A few minutes later the owner of a big furniture store in Bushwick burst through the station house doors in a rage. “What the fuck is going on? They’re looting my business on Broadway, and you motherfuckers are standing here?”
“The duty captain walks up right behind him,” Sekzer says. “This guy is screaming and screaming, and I don’t blame him. And the captain says, ‘All right, everybody in four-man cars. Go forth and do good.’”
The Eighty-third Precinct was not exactly a desirable assignment in 1977. The prior year it had confronted more criminal activity than any other precinct in central Brooklyn. Many truck drivers insisted on police escorts when making deliveries in the neighborhood. Some store owners had taken to wearing firearms on their hips. One block, Gates between Broadway and Bushwick, was so bad that two radio cars were required to respond to any call there. Three cops would enter the building in question while the remaining officer would stay behind to protect the squad cars.
One cop remembers being transferred from the Eight-Three into Manhattan in the 1980s. His new partner told him he had unholstered his gun six times in ten years. “Six times?” he replied, incredulous. “That was a good hour in Bushwick.”
In 1977 the Eight-Three was predominantly white. The neighborhood it policed was overwhelmingly black and Hispanic, with a narrow strip of Italians along its western edge. “Our job was about arresting minorities,” says one veteran of the Eight-Three. “That’s what it was about.”
About 130 officers called the Eighty-third Precinct home, meaning that at any given moment there were maybe 34 on duty, not nearly enough to police this crime-infested area of roughly 100,000 people. Working regular eight-hour shifts for five-day stretches was unheard of. There were simply too many people to arrest. “If you weren’t doing at least a hundred twenty-five hours of overtime a month, don’t you dare call yourself a collar man,” says Sekzer. “You are not a collar man.”
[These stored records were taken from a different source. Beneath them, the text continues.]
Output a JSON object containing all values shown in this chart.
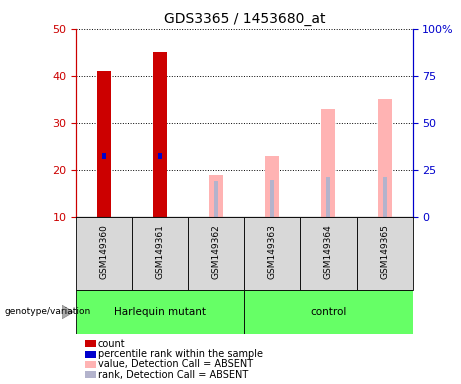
{
  "title": "GDS3365 / 1453680_at",
  "samples": [
    "GSM149360",
    "GSM149361",
    "GSM149362",
    "GSM149363",
    "GSM149364",
    "GSM149365"
  ],
  "group_labels": [
    "Harlequin mutant",
    "control"
  ],
  "count_values": [
    41.0,
    45.0,
    null,
    null,
    null,
    null
  ],
  "percentile_values": [
    23.0,
    23.0,
    null,
    null,
    null,
    null
  ],
  "absent_value": [
    null,
    null,
    19.0,
    23.0,
    33.0,
    35.0
  ],
  "absent_rank": [
    null,
    null,
    19.0,
    19.5,
    21.0,
    21.0
  ],
  "ylim_left": [
    10,
    50
  ],
  "ylim_right": [
    0,
    100
  ],
  "yticks_left": [
    10,
    20,
    30,
    40,
    50
  ],
  "yticks_right": [
    0,
    25,
    50,
    75,
    100
  ],
  "yticklabels_right": [
    "0",
    "25",
    "50",
    "75",
    "100%"
  ],
  "left_axis_color": "#cc0000",
  "right_axis_color": "#0000cc",
  "count_color": "#cc0000",
  "percentile_color": "#0000cc",
  "absent_value_color": "#ffb3b3",
  "absent_rank_color": "#b3b3cc",
  "group_color": "#66ff66",
  "bg_color": "#d8d8d8",
  "legend_items": [
    {
      "label": "count",
      "color": "#cc0000"
    },
    {
      "label": "percentile rank within the sample",
      "color": "#0000cc"
    },
    {
      "label": "value, Detection Call = ABSENT",
      "color": "#ffb3b3"
    },
    {
      "label": "rank, Detection Call = ABSENT",
      "color": "#b3b3cc"
    }
  ],
  "harlequin_span": [
    0,
    2
  ],
  "control_span": [
    3,
    5
  ]
}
It didn’t help that the fiscal crisis had virtually eliminated Police Department support staff. It took anywhere from ten to fourteen hours for a cop to process a single perp. An officer first had to take his prisoner back to the precinct for fingerprinting, which had to be done by a detective. After filling out the arrest paperwork, he’d wait for a paddy wagon to take him and his prisoner to Brooklyn headquarters, where he’d give the fingerprints—and a buck for “expeditious service”—to another detective, who would hand them off to a clerk for processing. Mug shots were taken. Now it was off to the courthouse in downtown Brooklyn. While the prisoner was locked up downstairs, the arresting officer was up on the second floor at a bank of manual typewriters, most of which were broken or missing keys. He’d type out the official complaint with the help of the New York State Penal Code booklet attached to the typewriter. Finally, he took his paperwork down to the lounge and waited for the arraignment.
The Eight-Three’s reputation was well established within the department. When the precinct’s commanding officer first addressed his men a couple of years earlier, he had told them that his superiors described the precinct as a cross between a foreign legion outpost and a leper colony.
Rookies were taught a few important lessons when they reported for duty at the Eight-Three. Don’t walk too close to the buildings (someone might drop a brick on you). Don’t let neighborhood kids wear your hat (lice). Always check the earpiece on call boxes before using it (dog shit).